DBPapers
DOI: 10.5593/SGEM2014/B23/S10.004

ASSESSING THE PERFORMANCE OF RELATIVE RADIOMETRIC NORMALIZATION METHODS FOR SOME VEGETATION INDICES

I. Vorovencii, C. C. Teresneu, M. M. Vasilescu
Wednesday 1 October 2014 by Libadmin2014

References: 14th International Multidisciplinary Scientific GeoConference SGEM 2014, www.sgem.org, SGEM2014 Conference Proceedings, ISBN 978-619-7105-12-4 / ISSN 1314-2704, June 19-25, 2014, Book 2, Vol. 3, 27-34 pp

ABSTRACT
Using the time series of satellite images in studies on vegetation indices involves absolute or relative radiometric normalization (RRN). In this study we used two Landsat Thematic Mapper 5 images acquired in 2007 and 2011, the first representing the subject image and the second the reference image. Five methods of RRN have been applied to the subject image acquired in 2007 for evaluating their performance in relation with vegetation indices. These methods include simple regression (SR), pseudo-invariant features (PIF), no-change set determined from scattergrams (NC), histogram matching (HM), and radiometric control set (RCS).
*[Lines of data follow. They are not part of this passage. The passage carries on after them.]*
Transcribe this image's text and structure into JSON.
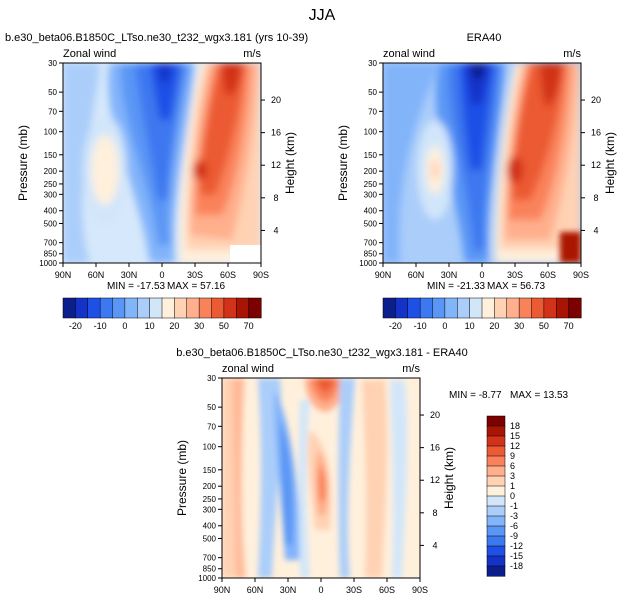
{
  "figure_title": "JJA",
  "chart_data": [
    {
      "type": "heatmap",
      "title": "b.e30_beta06.B1850C_LTso.ne30_t232_wgx3.181 (yrs 10-39)",
      "left_string": "Zonal wind",
      "right_string": "m/s",
      "ylabel": "Pressure (mb)",
      "ylabel_right": "Height (km)",
      "x_ticks": [
        "90N",
        "60N",
        "30N",
        "0",
        "30S",
        "60S",
        "90S"
      ],
      "y_ticks": [
        "30",
        "50",
        "70",
        "100",
        "150",
        "200",
        "250",
        "300",
        "400",
        "500",
        "700",
        "850",
        "1000"
      ],
      "height_ticks": [
        "20",
        "16",
        "12",
        "8",
        "4"
      ],
      "min_label": "MIN = -17.53",
      "max_label": "MAX = 57.16",
      "x_range": [
        90,
        -90
      ],
      "y_range_mb": [
        1000,
        30
      ],
      "levels": [
        -20,
        -15,
        -10,
        -5,
        0,
        5,
        10,
        15,
        20,
        25,
        30,
        40,
        50,
        60,
        70
      ],
      "features": [
        {
          "lat": 5,
          "p": 30,
          "value": -17
        },
        {
          "lat": 60,
          "p": 200,
          "value": 14
        },
        {
          "lat": -38,
          "p": 200,
          "value": 40
        },
        {
          "lat": -55,
          "p": 35,
          "value": 57
        }
      ]
    },
    {
      "type": "heatmap",
      "title": "ERA40",
      "left_string": "zonal wind",
      "right_string": "m/s",
      "ylabel": "Pressure (mb)",
      "ylabel_right": "Height (km)",
      "x_ticks": [
        "90N",
        "60N",
        "30N",
        "0",
        "30S",
        "60S",
        "90S"
      ],
      "y_ticks": [
        "30",
        "50",
        "70",
        "100",
        "150",
        "200",
        "250",
        "300",
        "400",
        "500",
        "700",
        "850",
        "1000"
      ],
      "height_ticks": [
        "20",
        "16",
        "12",
        "8",
        "4"
      ],
      "min_label": "MIN = -21.33",
      "max_label": "MAX = 56.73",
      "x_range": [
        90,
        -90
      ],
      "y_range_mb": [
        1000,
        30
      ],
      "levels": [
        -20,
        -15,
        -10,
        -5,
        0,
        5,
        10,
        15,
        20,
        25,
        30,
        40,
        50,
        60,
        70
      ]
    },
    {
      "type": "heatmap",
      "title": "b.e30_beta06.B1850C_LTso.ne30_t232_wgx3.181 - ERA40",
      "left_string": "zonal wind",
      "right_string": "m/s",
      "ylabel": "Pressure (mb)",
      "ylabel_right": "Height (km)",
      "x_ticks": [
        "90N",
        "60N",
        "30N",
        "0",
        "30S",
        "60S",
        "90S"
      ],
      "y_ticks": [
        "30",
        "50",
        "70",
        "100",
        "150",
        "200",
        "250",
        "300",
        "400",
        "500",
        "700",
        "850",
        "1000"
      ],
      "height_ticks": [
        "20",
        "16",
        "12",
        "8",
        "4"
      ],
      "min_label": "MIN = -8.77",
      "max_label": "MAX = 13.53",
      "x_range": [
        90,
        -90
      ],
      "y_range_mb": [
        1000,
        30
      ],
      "levels": [
        -18,
        -15,
        -12,
        -9,
        -6,
        -3,
        -1,
        0,
        1,
        3,
        6,
        9,
        12,
        15,
        18
      ]
    }
  ],
  "colorbar_main": {
    "labels": [
      "-20",
      "-10",
      "0",
      "10",
      "20",
      "30",
      "50",
      "70"
    ],
    "colors": [
      "#0a1e8c",
      "#1432c8",
      "#1e50e6",
      "#3c78f0",
      "#5a96f5",
      "#82b4fa",
      "#aacdfa",
      "#d2e6fa",
      "#fff0dc",
      "#ffd2b4",
      "#ffaf8c",
      "#fa825a",
      "#eb5a32",
      "#d23219",
      "#aa1405",
      "#7d0000"
    ]
  },
  "colorbar_diff": {
    "labels": [
      "18",
      "15",
      "12",
      "9",
      "6",
      "3",
      "1",
      "0",
      "-1",
      "-3",
      "-6",
      "-9",
      "-12",
      "-15",
      "-18"
    ],
    "colors": [
      "#7d0000",
      "#aa1405",
      "#d23219",
      "#eb5a32",
      "#fa825a",
      "#ffaf8c",
      "#ffd2b4",
      "#fff0dc",
      "#d2e6fa",
      "#aacdfa",
      "#82b4fa",
      "#5a96f5",
      "#3c78f0",
      "#1e50e6",
      "#1432c8",
      "#0a1e8c"
    ]
  }
}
They were compared in terms of their statistical robustness and capability to improve visual image quality. The focus was on the manner in which each different RRN method influences the results of extracting information about vegetation indices. It was found that each vegetation index after RRN differs in comparison with the same vegetation index before RRN. We also identified the factors which affect the performance of RRN in the case of the analyzed vegetation indices.

Keywords: relative radiometric normalization, vegetation indices, simple regression, pseudo-invariant features, histogram matching, satellite images.